AWS Elastic Map Reduce

Week 10 | Lesson 2.2

LEARNING OBJECTIVES

After this lesson, you will be able to:

spin up a cluster on AWS
browse HDFS using Hadoop User Environment
launch a HIVE Shell and execute HIVE queries on an EMR cluster

STUDENT PRE-WORK

Before this lesson, you should already be able to:

sign in to your AWS console
run HIVE queries on the VM
explain what Hadoop is and how it works

INSTRUCTOR PREP

Before this lesson, instructors will need to:

Read in / Review any dataset(s) & starter/solution code
Generate a brief slide deck
Prepare any specific materials
Provide students with additional resources

STARTER CODE

Code Along

AWS Credentials Required

Note: This lab requiress additional prep in order to run successfully:

Sign up for AWS Account & Credits.
- Note: Instructors will need to distribute individual URLs for the signup form. See linked instructions.

LESSON GUIDE

TIMING	TYPE	TOPIC
5 min	Opening	Opening
5 min	Introduction	Intro to EMR
15 min	Guided-practice	EMR cluster
5 min	Ind-practice	EMR cluster
20 min	Guided-practice	Configure Web Connection
20 min	Guided-practice	Hadoop User Environment [HUE]
10 min	Ind-practice	Independent practice
5 min	Conclusion	Conclusion

Opening (5 min)

In less 2.1 we have discovered 2 very important AWS services: EC2 and S3. Today we will see how to spin up a compute cluster on Amazon.

Check: What is a cluster?

Answer: a cluster is a set of several computers communicating with one another and working together to solve a problem.

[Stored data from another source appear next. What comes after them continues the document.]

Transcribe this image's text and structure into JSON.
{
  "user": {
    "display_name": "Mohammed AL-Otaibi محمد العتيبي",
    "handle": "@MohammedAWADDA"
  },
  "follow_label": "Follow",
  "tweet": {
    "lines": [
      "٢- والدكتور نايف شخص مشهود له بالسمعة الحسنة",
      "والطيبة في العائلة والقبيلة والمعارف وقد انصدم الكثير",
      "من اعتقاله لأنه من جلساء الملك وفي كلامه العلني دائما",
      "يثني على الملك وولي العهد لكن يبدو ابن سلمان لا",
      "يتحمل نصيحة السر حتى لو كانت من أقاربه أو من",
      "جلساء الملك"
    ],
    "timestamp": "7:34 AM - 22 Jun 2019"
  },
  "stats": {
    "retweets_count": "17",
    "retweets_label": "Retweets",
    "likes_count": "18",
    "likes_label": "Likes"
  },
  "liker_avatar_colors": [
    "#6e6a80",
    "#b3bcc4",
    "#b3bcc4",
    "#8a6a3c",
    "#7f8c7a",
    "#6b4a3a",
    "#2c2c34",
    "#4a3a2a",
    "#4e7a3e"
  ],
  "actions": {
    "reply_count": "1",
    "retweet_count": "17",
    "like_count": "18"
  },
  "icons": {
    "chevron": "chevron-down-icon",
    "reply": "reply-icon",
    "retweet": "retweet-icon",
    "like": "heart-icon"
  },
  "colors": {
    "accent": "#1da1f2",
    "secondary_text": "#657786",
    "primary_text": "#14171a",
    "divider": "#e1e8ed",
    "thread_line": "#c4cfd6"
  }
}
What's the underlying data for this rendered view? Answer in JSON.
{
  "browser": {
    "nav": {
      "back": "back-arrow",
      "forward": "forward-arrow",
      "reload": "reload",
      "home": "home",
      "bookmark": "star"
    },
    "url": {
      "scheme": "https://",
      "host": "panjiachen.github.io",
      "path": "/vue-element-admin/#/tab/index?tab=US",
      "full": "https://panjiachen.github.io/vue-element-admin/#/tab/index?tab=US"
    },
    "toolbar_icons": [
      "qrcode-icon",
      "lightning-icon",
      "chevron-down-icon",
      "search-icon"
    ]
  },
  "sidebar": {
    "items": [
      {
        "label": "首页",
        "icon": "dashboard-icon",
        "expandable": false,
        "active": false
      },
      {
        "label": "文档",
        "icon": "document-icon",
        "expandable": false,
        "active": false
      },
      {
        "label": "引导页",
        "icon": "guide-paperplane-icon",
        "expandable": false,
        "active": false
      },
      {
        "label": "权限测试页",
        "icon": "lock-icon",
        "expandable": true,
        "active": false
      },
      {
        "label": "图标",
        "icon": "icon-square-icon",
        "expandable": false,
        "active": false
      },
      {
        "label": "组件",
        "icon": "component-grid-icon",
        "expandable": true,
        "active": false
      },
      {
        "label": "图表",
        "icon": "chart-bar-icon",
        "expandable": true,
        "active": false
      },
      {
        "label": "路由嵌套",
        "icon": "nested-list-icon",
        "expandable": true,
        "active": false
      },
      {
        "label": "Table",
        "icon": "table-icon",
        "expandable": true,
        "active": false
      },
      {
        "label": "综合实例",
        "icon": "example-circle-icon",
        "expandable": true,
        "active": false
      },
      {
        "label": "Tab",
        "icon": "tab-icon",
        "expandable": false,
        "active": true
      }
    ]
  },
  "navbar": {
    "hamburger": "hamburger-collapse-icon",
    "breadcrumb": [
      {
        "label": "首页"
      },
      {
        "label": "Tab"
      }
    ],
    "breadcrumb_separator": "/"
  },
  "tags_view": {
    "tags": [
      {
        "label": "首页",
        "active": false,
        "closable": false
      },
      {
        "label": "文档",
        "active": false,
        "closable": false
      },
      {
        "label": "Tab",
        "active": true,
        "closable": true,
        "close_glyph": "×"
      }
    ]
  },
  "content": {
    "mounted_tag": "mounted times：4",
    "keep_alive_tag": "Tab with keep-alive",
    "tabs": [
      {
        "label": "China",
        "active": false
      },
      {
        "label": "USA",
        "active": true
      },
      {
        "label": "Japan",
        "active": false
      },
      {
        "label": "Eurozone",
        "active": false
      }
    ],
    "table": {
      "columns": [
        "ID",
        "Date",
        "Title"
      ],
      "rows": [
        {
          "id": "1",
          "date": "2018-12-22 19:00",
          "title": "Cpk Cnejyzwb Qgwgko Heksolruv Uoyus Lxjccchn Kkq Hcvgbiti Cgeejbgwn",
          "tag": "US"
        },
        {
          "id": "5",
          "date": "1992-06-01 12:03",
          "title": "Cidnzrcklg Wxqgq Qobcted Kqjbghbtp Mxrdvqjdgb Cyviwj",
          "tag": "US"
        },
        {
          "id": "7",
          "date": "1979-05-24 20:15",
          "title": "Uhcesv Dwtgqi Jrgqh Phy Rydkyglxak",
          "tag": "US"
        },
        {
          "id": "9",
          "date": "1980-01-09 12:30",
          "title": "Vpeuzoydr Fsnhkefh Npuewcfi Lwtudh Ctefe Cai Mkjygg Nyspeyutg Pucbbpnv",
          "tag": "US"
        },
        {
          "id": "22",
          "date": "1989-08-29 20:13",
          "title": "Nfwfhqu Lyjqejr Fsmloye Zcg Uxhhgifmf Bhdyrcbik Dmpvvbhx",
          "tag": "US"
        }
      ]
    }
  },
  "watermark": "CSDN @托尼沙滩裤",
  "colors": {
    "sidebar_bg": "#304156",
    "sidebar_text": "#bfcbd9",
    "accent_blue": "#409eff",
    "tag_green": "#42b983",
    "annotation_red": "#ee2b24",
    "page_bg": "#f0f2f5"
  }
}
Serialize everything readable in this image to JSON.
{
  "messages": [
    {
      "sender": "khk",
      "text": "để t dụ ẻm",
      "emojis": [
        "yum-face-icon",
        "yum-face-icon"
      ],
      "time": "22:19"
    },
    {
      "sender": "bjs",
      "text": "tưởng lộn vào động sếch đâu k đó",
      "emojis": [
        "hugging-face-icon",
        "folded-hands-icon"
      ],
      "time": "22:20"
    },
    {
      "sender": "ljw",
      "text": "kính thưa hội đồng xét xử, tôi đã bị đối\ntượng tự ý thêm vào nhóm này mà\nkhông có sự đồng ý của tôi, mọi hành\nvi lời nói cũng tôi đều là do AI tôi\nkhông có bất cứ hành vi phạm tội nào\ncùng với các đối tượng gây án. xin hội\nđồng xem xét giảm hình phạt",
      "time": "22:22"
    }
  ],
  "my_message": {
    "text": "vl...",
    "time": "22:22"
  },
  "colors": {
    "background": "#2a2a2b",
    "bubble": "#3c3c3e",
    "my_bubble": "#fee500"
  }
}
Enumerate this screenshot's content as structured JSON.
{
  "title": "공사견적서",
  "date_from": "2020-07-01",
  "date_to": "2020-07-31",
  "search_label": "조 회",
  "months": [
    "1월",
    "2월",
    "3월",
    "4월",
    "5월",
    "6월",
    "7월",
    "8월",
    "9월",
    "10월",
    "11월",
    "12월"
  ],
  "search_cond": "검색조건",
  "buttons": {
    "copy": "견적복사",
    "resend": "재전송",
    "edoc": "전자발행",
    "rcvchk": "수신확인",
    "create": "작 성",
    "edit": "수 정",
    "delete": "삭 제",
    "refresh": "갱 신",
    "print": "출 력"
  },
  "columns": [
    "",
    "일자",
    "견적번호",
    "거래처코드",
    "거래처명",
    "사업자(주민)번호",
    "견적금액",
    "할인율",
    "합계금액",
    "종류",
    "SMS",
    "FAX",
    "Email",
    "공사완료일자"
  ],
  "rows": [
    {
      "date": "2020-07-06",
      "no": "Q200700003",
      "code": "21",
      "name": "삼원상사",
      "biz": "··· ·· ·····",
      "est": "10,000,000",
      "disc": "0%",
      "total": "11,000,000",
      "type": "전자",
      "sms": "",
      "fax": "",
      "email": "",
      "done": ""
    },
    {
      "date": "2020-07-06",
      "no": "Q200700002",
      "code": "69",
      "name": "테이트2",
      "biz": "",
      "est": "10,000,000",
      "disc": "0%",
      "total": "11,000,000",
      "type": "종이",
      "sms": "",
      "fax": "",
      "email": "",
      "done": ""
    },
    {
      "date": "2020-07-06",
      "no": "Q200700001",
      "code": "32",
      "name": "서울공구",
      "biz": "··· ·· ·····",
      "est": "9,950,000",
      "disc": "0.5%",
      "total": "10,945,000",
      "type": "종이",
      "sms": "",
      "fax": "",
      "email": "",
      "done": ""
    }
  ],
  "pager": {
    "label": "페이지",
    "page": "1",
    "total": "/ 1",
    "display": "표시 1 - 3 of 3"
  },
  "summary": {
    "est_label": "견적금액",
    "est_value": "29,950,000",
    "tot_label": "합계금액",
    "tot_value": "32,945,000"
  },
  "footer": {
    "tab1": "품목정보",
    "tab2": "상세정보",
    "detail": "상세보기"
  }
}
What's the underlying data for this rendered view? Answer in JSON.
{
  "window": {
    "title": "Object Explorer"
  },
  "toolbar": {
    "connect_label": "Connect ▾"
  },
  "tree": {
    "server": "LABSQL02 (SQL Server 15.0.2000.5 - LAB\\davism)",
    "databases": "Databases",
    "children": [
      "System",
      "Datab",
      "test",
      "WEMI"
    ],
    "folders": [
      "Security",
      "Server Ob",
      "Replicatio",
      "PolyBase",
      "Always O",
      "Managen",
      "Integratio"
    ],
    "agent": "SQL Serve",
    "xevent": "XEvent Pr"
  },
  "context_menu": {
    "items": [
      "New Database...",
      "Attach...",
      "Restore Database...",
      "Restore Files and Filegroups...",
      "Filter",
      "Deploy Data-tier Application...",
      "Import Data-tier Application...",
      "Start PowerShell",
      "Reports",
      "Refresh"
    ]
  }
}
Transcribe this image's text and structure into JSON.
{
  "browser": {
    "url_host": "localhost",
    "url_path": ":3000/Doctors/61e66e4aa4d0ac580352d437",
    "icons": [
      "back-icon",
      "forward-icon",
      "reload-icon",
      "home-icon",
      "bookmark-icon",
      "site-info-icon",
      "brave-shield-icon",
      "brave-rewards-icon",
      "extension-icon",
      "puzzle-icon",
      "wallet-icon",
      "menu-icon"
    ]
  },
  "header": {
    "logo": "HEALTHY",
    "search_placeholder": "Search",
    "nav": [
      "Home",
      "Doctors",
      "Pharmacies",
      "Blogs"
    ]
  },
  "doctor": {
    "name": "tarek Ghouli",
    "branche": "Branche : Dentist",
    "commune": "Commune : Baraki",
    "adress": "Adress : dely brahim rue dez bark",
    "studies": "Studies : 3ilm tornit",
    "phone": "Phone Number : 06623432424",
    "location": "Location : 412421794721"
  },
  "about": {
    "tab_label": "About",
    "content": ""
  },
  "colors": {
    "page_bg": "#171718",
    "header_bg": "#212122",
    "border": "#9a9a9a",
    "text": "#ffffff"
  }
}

Check: What is a typical topology for a Big Data computing cluster?

Answer: a compute cluster generally has a star topology, with one master node and several job and task nodes.

Intro to EMR (5 min)

Amazon Elastic MapReduce was introduce in April 2009 to automate provisioning of the Hadoop cluster, running and terminating jobs, and handling data transfer between EC2(VM) and S3(Object Storage). It simplifies the management of a Hadoop cluster, making it available to anyone at the click of a button.

EMR offers several pre-installed software packages including:

Hadoop
HBase
Pig
Hive
Hue
Spark and many others.

EMR also supports spot Instances since 2011. It is recommended to only run the Task Instance Group on spot instances to take advantage of the lower cost while maintaining availability.

Check: Which of these have you already encountered on your local VM?

Hadoop, Hive

EMR Pricing

EMR Pricing is based on the type of instances forming the cluster and it's divided in tiers. The pricing adds to the cost of spinning up the instances in EC2.

Also, very importantly, costs are calculated in hourly increments, so if we plan to use the cluster for 2 sessions of half an hour, we should have it up for 1 hour consecutively instead of spinning it up and down twice.

EMR is not included in the AWS free tier that you've used in the previous class, so it's always a good practice to do some price checking before you sping up a cluster.

We can use the AWS cost calculator to estimate the cost of a 3 nodes cluster with medium size instances (m3.xlarge). The image below shows the cost for 1 hour: it's slightly more than 1 dollar.

If we were to keep the cluster alive for a month, that would result in a pretty high price, that's why it's so convenient to spin up and down clusters as they are needed.

EMR cluster (15 min)

Let's spin up an EMR cluster with Hive and let's use it to perform a simple word count using Hive like we did on the local VM. We will be following the example provided by Amazon here.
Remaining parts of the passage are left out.